Submitted to: International Conference on Arthropods Chemical Physiological ...
Publication Type: Proceedings
Publication Acceptance Date: December 1, 2001
Publication Date: N/A
Interpretive Summary: Whitefly activity results in crop losses that total hundreds of millions of dollars. Environmental considerations concerned with pesticide use and reports of the development of pesticide resistance in whiteflies have resulted in increased emphasis on the use of cost-effective biological control strategies in IPM programs. These include the enhanced use of natural enemies such as parasitic wasps and the development of environ mentally-safe biopesticides. However, little information is available concerning the regulation of whitefly development, information that is essential for identifying hormonal systems to target and times to apply treatments, and for improving upon/developing new biological control technology. Here, we review the development of a system of markers for identifying physiologically synchronous 3rd and 4th stage whitefly nymphs, and present timetables for the final two whitefly molts. The effect of whitefly stage parasitized on the growth, development, longevity and vitality of the parasite, Encarsia formosa, is also described. Parasite developmental time is the shortest and parasites are more robust when 3rd and 4th stage nymphs are parasitized. In order for the parasite to undergo its last larval molt, it must receive a signal from its whitefly host, a signal associated with the whitefly's molt to its adult stage. Information generated concerning the control of whitefly molting should be useful to other scientists whose focus is the discovery of new biopesticides and the mode of action of these control agents. In addition, for the artificial production of large numbers of natural enemies (such as insect parasites) to control whitefly damage, researchers must have information concerning the interactions that occur between the whitefly host and its parasite.
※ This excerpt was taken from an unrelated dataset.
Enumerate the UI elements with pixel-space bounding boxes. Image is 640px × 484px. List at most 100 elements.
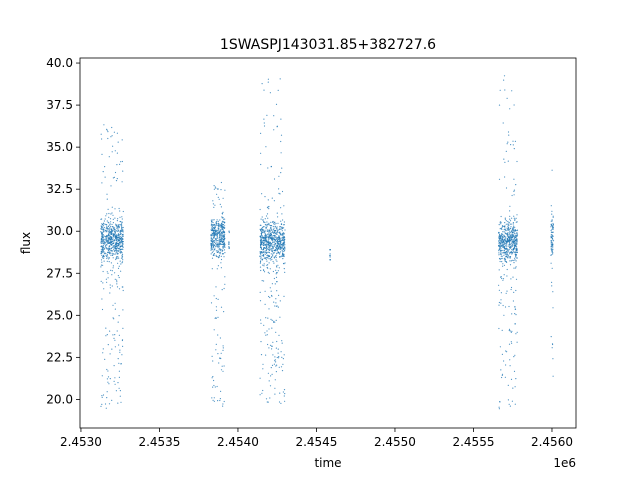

Precise staging systems for identifying whitefly instar and for obtaining physiologically synchronous third instar and fourth instar/pharate adult whiteflies have been developed. Results from histological studies and/or whole body ecdysteroid determinations indicate that the larval molt from the third to the fourth instar occurs just prior to Stage 5 of the third instar and that the larval-adult molt occurs during Stages 4/5 or six (depending on whitefly species) of the last instar. Metamorphosis to the adult is characterized by an anterior to posterior gradient with the adult eye beginning to form before the wing and the anterior portion of the wing beginning to invaginate before the posterior portion of the wing. The aphelinid wasp Encarsia formosa exhibits more synchronous development when third or young fourth instar whiteflies are selected for parasitization than when younger host instars are used for oviposition. When older instars sare parasitized, adult eclosion is also more synchronous and an adult wasp longevity is greater. Parasitoid egg hatch and the molt from the first to the second instar do not appear to be triggered by host cues. However, in the greenhouse whitefly, the parasitoid's molt from the second to the third instar is never observed until the host has reached Stage 5, the stage associated with early pharate adult development. Therefore, a cue(s) that occurs at the onset of host metamorphosis appears to trigger the final larval molt of E. formosa.